AppDynamics
- Former AppDynamics CEO and founder Jyoti Bansal announced that his latest startup Harness raised $60 million in Series B funding Tuesday. IVP and GV co-led the round, which valued the company at $500 million.
- Harness is an automated software deployment platform that allows engineering teams to automatically roll back changes that adversely affect site performance.
- Bansal said in a conversation with Business Insider that the stakes are higher now that every company is a technology company and engineers are expected to detect and act on issues with code changes.
- Cisco acquired AppDynamics for $3.7 billion in 2016 as Bansal prepared to take the company public.
- Visit Business Insider's homepage for more stories.
After Cisco acquired AppDynamics for $3.7 billion in 2016, founder Jyoti Bansal was looking for the next big problem to tackle. So he started Harness, an automated software deployment platform that uses artificial intelligence to detect site latency and other performance issues.
Today Harness announced it raised a $60 million Series B funding round co-led by Alphabet's GV and IVP that valued the startup at $500 million, Bansal told Business Insider.
"All customers we were serving with AppDynamics needed help with software delivery," Bansal told Business Insider. "Facebook and Google and Netflix and Amazon built infrastructure and platforms for their engineers, but Harness builds the platform for other companies that still rely on software innovation for their business."
Bansal says that software developers for banks are under more pressure to commit flawless code changes and avoid negatively impacting end users.
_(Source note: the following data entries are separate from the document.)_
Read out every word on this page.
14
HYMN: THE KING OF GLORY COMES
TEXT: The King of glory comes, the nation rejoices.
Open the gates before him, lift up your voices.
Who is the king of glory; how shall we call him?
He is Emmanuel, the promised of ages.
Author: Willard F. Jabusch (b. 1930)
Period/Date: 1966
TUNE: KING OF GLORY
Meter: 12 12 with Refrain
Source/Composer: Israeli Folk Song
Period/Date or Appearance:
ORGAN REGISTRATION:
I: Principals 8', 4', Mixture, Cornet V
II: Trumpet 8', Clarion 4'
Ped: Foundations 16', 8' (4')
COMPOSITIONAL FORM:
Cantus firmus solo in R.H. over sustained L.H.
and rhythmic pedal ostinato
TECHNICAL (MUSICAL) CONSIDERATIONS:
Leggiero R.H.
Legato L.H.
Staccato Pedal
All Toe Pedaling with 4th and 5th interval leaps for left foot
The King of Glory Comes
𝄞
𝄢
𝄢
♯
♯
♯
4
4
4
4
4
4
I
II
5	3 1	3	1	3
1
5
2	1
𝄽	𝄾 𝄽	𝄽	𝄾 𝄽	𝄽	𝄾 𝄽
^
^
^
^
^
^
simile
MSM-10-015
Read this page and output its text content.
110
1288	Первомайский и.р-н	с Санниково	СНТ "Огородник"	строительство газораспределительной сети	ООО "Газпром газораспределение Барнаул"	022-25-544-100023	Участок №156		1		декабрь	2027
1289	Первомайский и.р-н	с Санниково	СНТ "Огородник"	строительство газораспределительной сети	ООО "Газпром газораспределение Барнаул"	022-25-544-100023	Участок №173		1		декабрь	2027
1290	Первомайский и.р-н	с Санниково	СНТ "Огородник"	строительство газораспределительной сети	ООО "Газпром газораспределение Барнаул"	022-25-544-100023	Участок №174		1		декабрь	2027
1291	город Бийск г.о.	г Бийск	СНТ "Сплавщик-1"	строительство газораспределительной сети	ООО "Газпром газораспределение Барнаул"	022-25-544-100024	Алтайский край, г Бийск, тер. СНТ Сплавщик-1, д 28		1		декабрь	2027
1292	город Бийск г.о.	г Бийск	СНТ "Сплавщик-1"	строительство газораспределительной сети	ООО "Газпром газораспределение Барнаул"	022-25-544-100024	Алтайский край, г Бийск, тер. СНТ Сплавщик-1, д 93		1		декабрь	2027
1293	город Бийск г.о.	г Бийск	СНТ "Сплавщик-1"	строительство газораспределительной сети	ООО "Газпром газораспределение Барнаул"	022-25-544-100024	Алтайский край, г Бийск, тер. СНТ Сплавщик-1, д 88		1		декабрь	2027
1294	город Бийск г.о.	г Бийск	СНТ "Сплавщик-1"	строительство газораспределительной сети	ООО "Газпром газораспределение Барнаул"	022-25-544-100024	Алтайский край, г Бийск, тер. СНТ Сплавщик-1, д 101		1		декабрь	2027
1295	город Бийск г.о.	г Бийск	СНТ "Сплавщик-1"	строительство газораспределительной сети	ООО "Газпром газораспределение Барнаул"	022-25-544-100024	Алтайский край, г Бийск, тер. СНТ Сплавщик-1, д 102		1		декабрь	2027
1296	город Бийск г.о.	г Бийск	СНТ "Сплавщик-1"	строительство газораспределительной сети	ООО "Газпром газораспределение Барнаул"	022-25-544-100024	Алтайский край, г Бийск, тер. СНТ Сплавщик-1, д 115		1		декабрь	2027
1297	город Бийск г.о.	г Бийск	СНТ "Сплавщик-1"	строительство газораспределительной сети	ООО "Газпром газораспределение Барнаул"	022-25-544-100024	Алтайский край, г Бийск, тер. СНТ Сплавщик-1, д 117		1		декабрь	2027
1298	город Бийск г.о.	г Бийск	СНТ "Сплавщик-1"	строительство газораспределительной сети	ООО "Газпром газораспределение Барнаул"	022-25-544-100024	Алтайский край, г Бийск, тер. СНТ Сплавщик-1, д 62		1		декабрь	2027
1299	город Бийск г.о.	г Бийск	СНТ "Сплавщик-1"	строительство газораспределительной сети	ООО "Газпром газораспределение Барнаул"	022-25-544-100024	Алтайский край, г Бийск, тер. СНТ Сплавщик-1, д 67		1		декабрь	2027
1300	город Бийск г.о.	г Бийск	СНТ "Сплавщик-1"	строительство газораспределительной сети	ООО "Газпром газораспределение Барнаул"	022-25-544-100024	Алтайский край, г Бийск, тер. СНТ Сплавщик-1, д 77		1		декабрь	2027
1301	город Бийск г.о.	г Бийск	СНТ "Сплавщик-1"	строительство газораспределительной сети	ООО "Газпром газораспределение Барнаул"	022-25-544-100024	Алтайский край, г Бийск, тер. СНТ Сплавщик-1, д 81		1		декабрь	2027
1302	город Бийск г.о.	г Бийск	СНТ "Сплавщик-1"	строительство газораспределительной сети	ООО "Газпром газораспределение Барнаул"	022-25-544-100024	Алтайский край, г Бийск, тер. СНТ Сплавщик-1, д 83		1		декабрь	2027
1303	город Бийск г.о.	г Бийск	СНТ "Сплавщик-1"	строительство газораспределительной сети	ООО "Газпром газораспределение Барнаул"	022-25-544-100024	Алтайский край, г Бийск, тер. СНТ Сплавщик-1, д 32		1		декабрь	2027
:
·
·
He says Harness uses artificial intelligence to learn the normal behavior of the app, say a mobile banking site, and will immediately roll back a change that results in abnormal app behavior.
"We are bringing a self driving approach to code changes," Bansal said. "Code robots and intelligent robots are watching and rolling [changes] back if needed. It's all automated and much more scalable and efficient and safer for the end user."
Bansal says Harness is growing two and a half times faster than his first company, and the addition of industry experts from this funding round will only help expand Harness' capabilities and markets.
"You have to be bold to go after a large hard problem that people think is unsolvable," Bansal said. "You have to build the best product in the market to do that, and you have to have the right long-term vision for the company. If you get those basics right, you are successful."
He went on to add "Not many people have built many successful companies. They are a lot of fun, but it takes time to try and do that."